KEPCO’s inability to service its debt fundamentally warrants it not bankable. In addition, its negligible renewable generation assets and questionable future generation mix suggest that its green bond issuances were merely tokenism, putting its green bondholders at risk of greenwashing.
IEEFA's findings expose KEPCO’s lack of credible track record to see it through a clean energy transition. Its ability to finance its decarbonization remains uncertain.
Overexposure to fossil fuels and financial challenges are warning signs for debt investors
The global power sector’s decarbonization and transition to net zero emissions are determined by two factors: credible, strategic and disciplined decisions; and funding to support the plans.

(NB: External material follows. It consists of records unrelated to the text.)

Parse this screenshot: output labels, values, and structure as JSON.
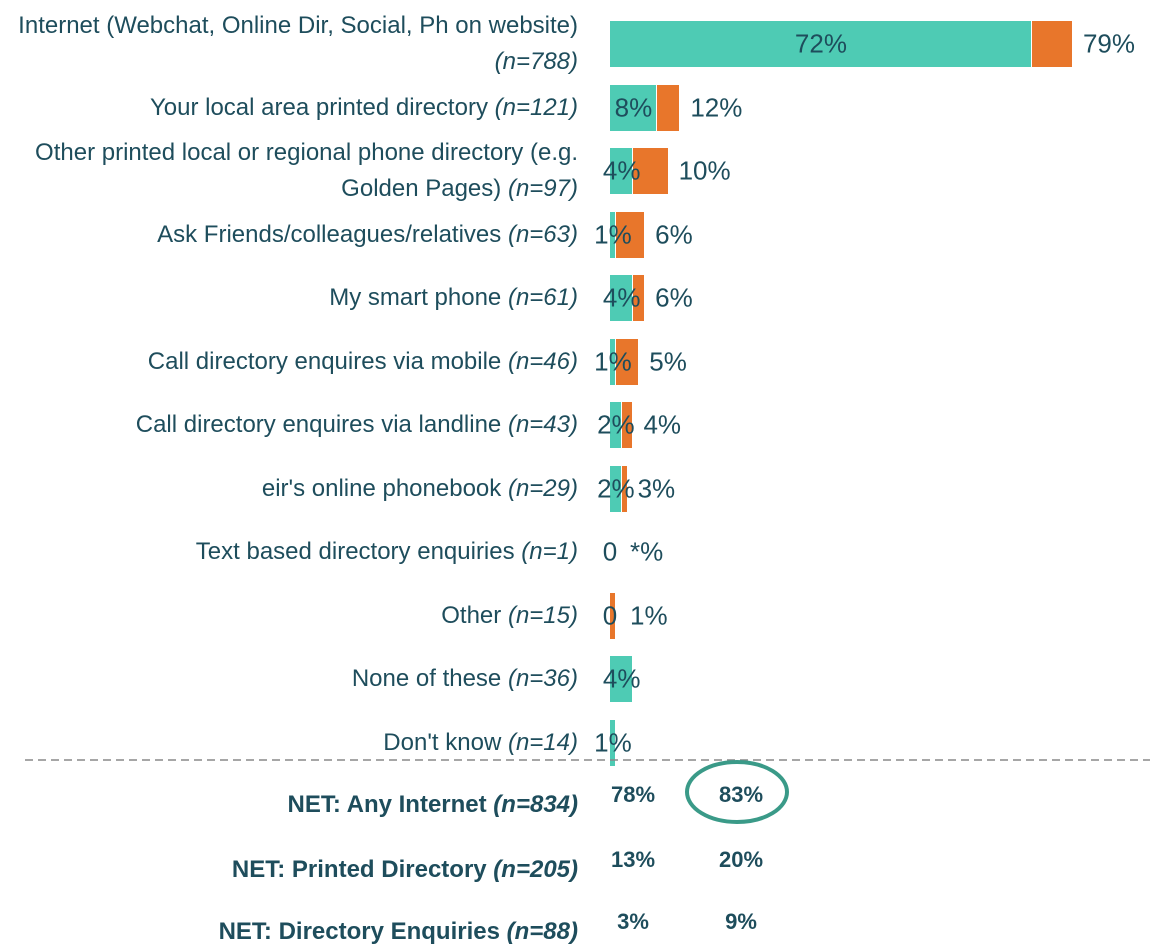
{
  "chart_data": {
    "type": "stacked-bar-horizontal",
    "categories": [
      "Internet (Webchat, Online Dir, Social, Ph on website)",
      "Your local area printed directory",
      "Other printed local or regional phone directory (e.g. Golden Pages)",
      "Ask Friends/colleagues/relatives",
      "My smart phone",
      "Call directory enquires via mobile",
      "Call directory enquires via  landline",
      "eir's online phonebook",
      "Text based directory enquiries",
      "Other",
      "None of these",
      "Don't know"
    ],
    "n_labels": [
      "(n=788)",
      "(n=121)",
      "(n=97)",
      "(n=63)",
      "(n=61)",
      "(n=46)",
      "(n=43)",
      "(n=29)",
      "(n=1)",
      "(n=15)",
      "(n=36)",
      "(n=14)"
    ],
    "series": [
      {
        "color": "#4ecbb4",
        "values": [
          72,
          8,
          4,
          1,
          4,
          1,
          2,
          2,
          0,
          0,
          4,
          1
        ],
        "value_labels": [
          "72%",
          "8%",
          "4%",
          "1%",
          "4%",
          "1%",
          "2%",
          "2%",
          "0",
          "0",
          "4%",
          "1%"
        ]
      },
      {
        "color": "#e8762b",
        "values": [
          7,
          4,
          6,
          5,
          2,
          4,
          2,
          1,
          0,
          1,
          0,
          0
        ]
      }
    ],
    "totals": [
      79,
      12,
      10,
      6,
      6,
      5,
      4,
      3,
      0,
      1,
      null,
      null
    ],
    "total_labels": [
      "79%",
      "12%",
      "10%",
      "6%",
      "6%",
      "5%",
      "4%",
      "3%",
      "*%",
      "1%",
      null,
      null
    ],
    "net": {
      "labels": [
        "NET: Any Internet",
        "NET: Printed Directory",
        "NET: Directory Enquiries"
      ],
      "n_labels": [
        "(n=834)",
        "(n=205)",
        "(n=88)"
      ],
      "first": [
        "78%",
        "13%",
        "3%"
      ],
      "total": [
        "83%",
        "20%",
        "9%"
      ]
    }
  }
}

However, these attributes have proven difficult for South Korean state-owned electricity provider Korea Electric Power Corporation (KEPCO).
In 2020, IEEFA reported on KEPCO’s unstable returns and risky overseas coal investments, which was at odds with market trends and climate warnings against new fossil fuel projects.
Two years later, following its US$6 billion record-high operating loss in Q1 2022, KEPCO declared it was selling fossil fuel-fired power plants outside the country.
Divesting these assets is the right move. However, given the challenges with fossil fuels, who will still buy these plants and at what price?
This report analyses how KEPCO got into this situation and raises questions about the potential risk to its debt investors and the uncertainty of its transition plans.